# Electric power question

1. Feb 15, 2012

### zak8000

Hi

if i have a voltage supply of 100V connected across a 66 ohm resistor which has a power rating of 155W. then P=V^2/R=10000/66=151W but say if i had the same situation except i add another resistor in series to increase the resistance of the overall circuit by adding a 100 ohm resistor which has a power ratting of 1W. then P=10000/166=60W.

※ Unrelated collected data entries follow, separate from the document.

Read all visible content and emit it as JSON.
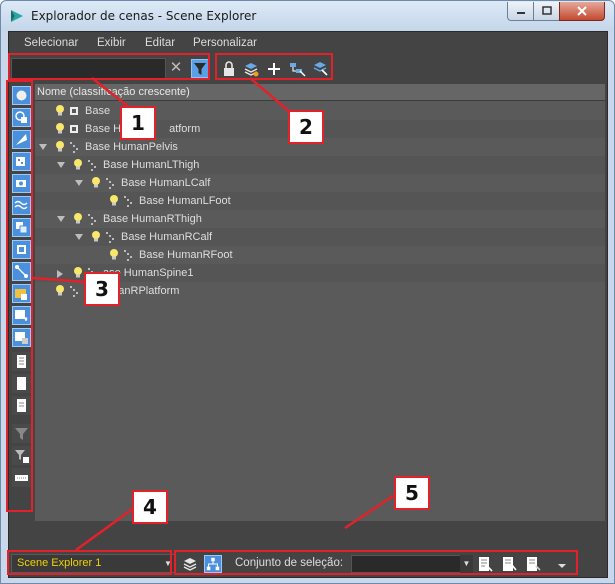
{
  "window": {
    "title": "Explorador de cenas - Scene Explorer"
  },
  "menu": [
    "Selecionar",
    "Exibir",
    "Editar",
    "Personalizar"
  ],
  "search": {
    "value": "",
    "placeholder": ""
  },
  "tree": {
    "column_header": "Nome (classificação crescente)",
    "rows": [
      {
        "label": "Base HumanLPlatform",
        "visible_label": "Base",
        "indent": 0
      },
      {
        "label": "Base HumanRPlatform",
        "visible_label": "Base H",
        "visible_label_end": "atform",
        "indent": 0
      },
      {
        "label": "Base HumanPelvis",
        "indent": 0
      },
      {
        "label": "Base HumanLThigh",
        "indent": 1
      },
      {
        "label": "Base HumanLCalf",
        "indent": 2
      },
      {
        "label": "Base HumanLFoot",
        "indent": 3
      },
      {
        "label": "Base HumanRThigh",
        "indent": 1
      },
      {
        "label": "Base HumanRCalf",
        "indent": 2
      },
      {
        "label": "Base HumanRFoot",
        "indent": 3
      },
      {
        "label": "Base HumanSpine1",
        "visible_label": "ase HumanSpine1",
        "indent": 1
      },
      {
        "label": "Base HumanRPlatform",
        "visible_label": "umanRPlatform",
        "indent": 0
      }
    ]
  },
  "bottom": {
    "explorer_name": "Scene Explorer 1",
    "selection_set_label": "Conjunto de seleção:",
    "selection_set_value": ""
  },
  "annotations": [
    "1",
    "2",
    "3",
    "4",
    "5"
  ],
  "colors": {
    "annotation_red": "#e2222a",
    "explorer_name_yellow": "#f0d000",
    "active_button_blue": "#4a90dc"
  },
  "icons": {
    "sidebar": [
      "display-geometry-icon",
      "display-shapes-icon",
      "display-lights-icon",
      "display-cameras-icon",
      "display-helpers-icon",
      "display-spacewarps-icon",
      "display-groups-icon",
      "display-xrefs-icon",
      "display-bones-icon",
      "display-containers-icon",
      "display-frozen-icon",
      "display-hidden-icon",
      "display-all-icon",
      "display-none-icon",
      "invert-display-icon",
      "filter-icon",
      "filter-settings-icon",
      "more-icon"
    ],
    "toolbar": [
      "lock-icon",
      "layer-icon",
      "add-icon",
      "select-children-icon",
      "select-dependents-icon"
    ],
    "bottom": [
      "layers-mode-icon",
      "hierarchy-mode-icon",
      "create-selection-set-icon",
      "add-to-selection-set-icon",
      "remove-from-selection-set-icon",
      "more-options-icon"
    ]
  }
}
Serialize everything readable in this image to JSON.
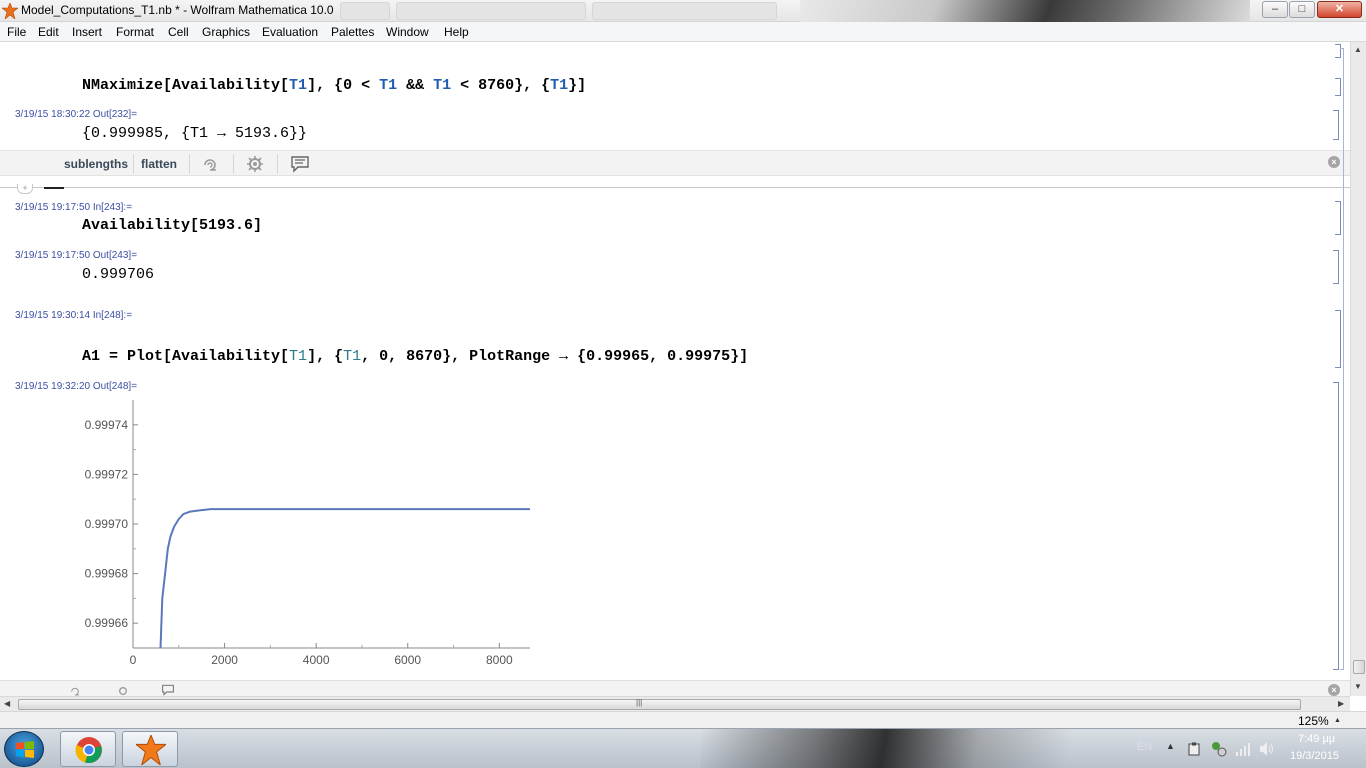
{
  "window": {
    "title": "Model_Computations_T1.nb * - Wolfram Mathematica 10.0",
    "buttons": {
      "minimize": "–",
      "restore": "□",
      "close": "✕"
    }
  },
  "menu": [
    "File",
    "Edit",
    "Insert",
    "Format",
    "Cell",
    "Graphics",
    "Evaluation",
    "Palettes",
    "Window",
    "Help"
  ],
  "cells": [
    {
      "input": {
        "p1": "NMaximize[Availability[",
        "s1": "T1",
        "p2": "], {0 < ",
        "s2": "T1",
        "p3": " && ",
        "s3": "T1",
        "p4": " < 8760}, {",
        "s4": "T1",
        "p5": "}]"
      }
    },
    {
      "out_label": "3/19/15 18:30:22 Out[232]=",
      "output": "{0.999985, {T1 → 5193.6}}"
    },
    {
      "in_label": "3/19/15 19:17:50 In[243]:=",
      "input": "Availability[5193.6]"
    },
    {
      "out_label": "3/19/15 19:17:50 Out[243]=",
      "output": "0.999706"
    },
    {
      "in_label": "3/19/15 19:30:14 In[248]:=",
      "input": {
        "p1": "A1 = Plot[Availability[",
        "s1": "T1",
        "p2": "], {",
        "s2": "T1",
        "p3": ", 0, 8670}, PlotRange → {0.99965, 0.99975}]"
      }
    },
    {
      "out_label": "3/19/15 19:32:20 Out[248]="
    }
  ],
  "suggestions": {
    "items": [
      "sublengths",
      "flatten"
    ],
    "icons": [
      "swirl-icon",
      "gear-icon",
      "comment-icon"
    ]
  },
  "chart_data": {
    "type": "line",
    "title": "",
    "xlabel": "",
    "ylabel": "",
    "xlim": [
      0,
      8670
    ],
    "ylim": [
      0.99965,
      0.99975
    ],
    "x_ticks": [
      "0",
      "2000",
      "4000",
      "6000",
      "8000"
    ],
    "y_ticks": [
      "0.99966",
      "0.99968",
      "0.99970",
      "0.99972",
      "0.99974"
    ],
    "series": [
      {
        "color": "#5b78bb",
        "x": [
          600,
          640,
          700,
          760,
          820,
          900,
          1000,
          1100,
          1250,
          1450,
          1700,
          2000,
          3000,
          4000,
          5000,
          6000,
          7000,
          8000,
          8670
        ],
        "y": [
          0.99965,
          0.99967,
          0.99968,
          0.99969,
          0.999695,
          0.999699,
          0.999702,
          0.999704,
          0.999705,
          0.9997055,
          0.999706,
          0.999706,
          0.999706,
          0.999706,
          0.999706,
          0.999706,
          0.999706,
          0.999706,
          0.999706
        ]
      }
    ]
  },
  "status": {
    "zoom": "125%"
  },
  "taskbar": {
    "language": "EN",
    "time": "7:49 μμ",
    "date": "19/3/2015"
  }
}
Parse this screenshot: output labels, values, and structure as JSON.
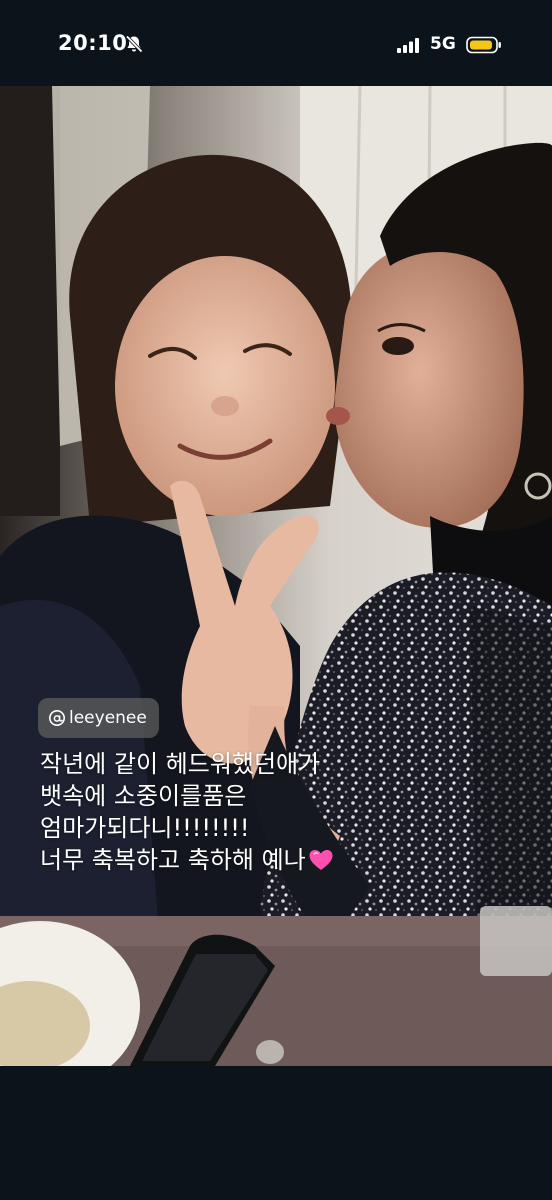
{
  "status_bar": {
    "time": "20:10",
    "network": "5G",
    "icons": [
      "bell-muted-icon",
      "signal-bars-icon",
      "battery-icon"
    ],
    "battery_color": "#f5c518"
  },
  "story": {
    "mention": {
      "icon": "threads-at-icon",
      "handle": "leeyenee"
    },
    "caption": {
      "lines": [
        "작년에 같이 헤드워했던애가",
        "뱃속에 소중이를품은",
        "엄마가되다니!!!!!!!!",
        "너무 축복하고 축하해 예나"
      ],
      "emoji": "pink-heart-icon",
      "emoji_color": "#ff4fb0"
    }
  }
}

but the question i have is will the 100 ohm resistor blow up because there is 60W across both resistors as it has a power rating of 1W?

Last edited: Feb 16, 2012
2. Feb 16, 2012

### _maxim_

Hi,

when one sets resistors in series, the current (rather than the voltage) is the same over the whole circuit. Thus the power dissipation should be calculated by using the current.

So you have: R1=66 ohm and R2=100 ohm, Rtot=166 ohm
Itot = Vtot / Rtot = 100/166 = 0.602 A
P1 = Itot2 * R1 = 23.95 W and P2 = Itot2 * R2 = 36.29 W

So, R1 dissipates 23W as Joule effect, and if its power rating is 155 W you're in the safe side, while R2 needs to be > 36W in order to avoid cooking.

This makes sense because by adding a second resistor of the same order of magnitude, the total power will be roughly distributed between the two (23W + 36W).

Last edited by a moderator: Feb 16, 2012
3. Feb 16, 2012

### zak8000

so if i wanted to measure the total power dissipation for this circuit would be 59W ?

4. Feb 16, 2012

### _maxim_

You're right: when you increase a load resistance while keeping the same voltage, the current decreases then the power decreases accordingly (Joule effect).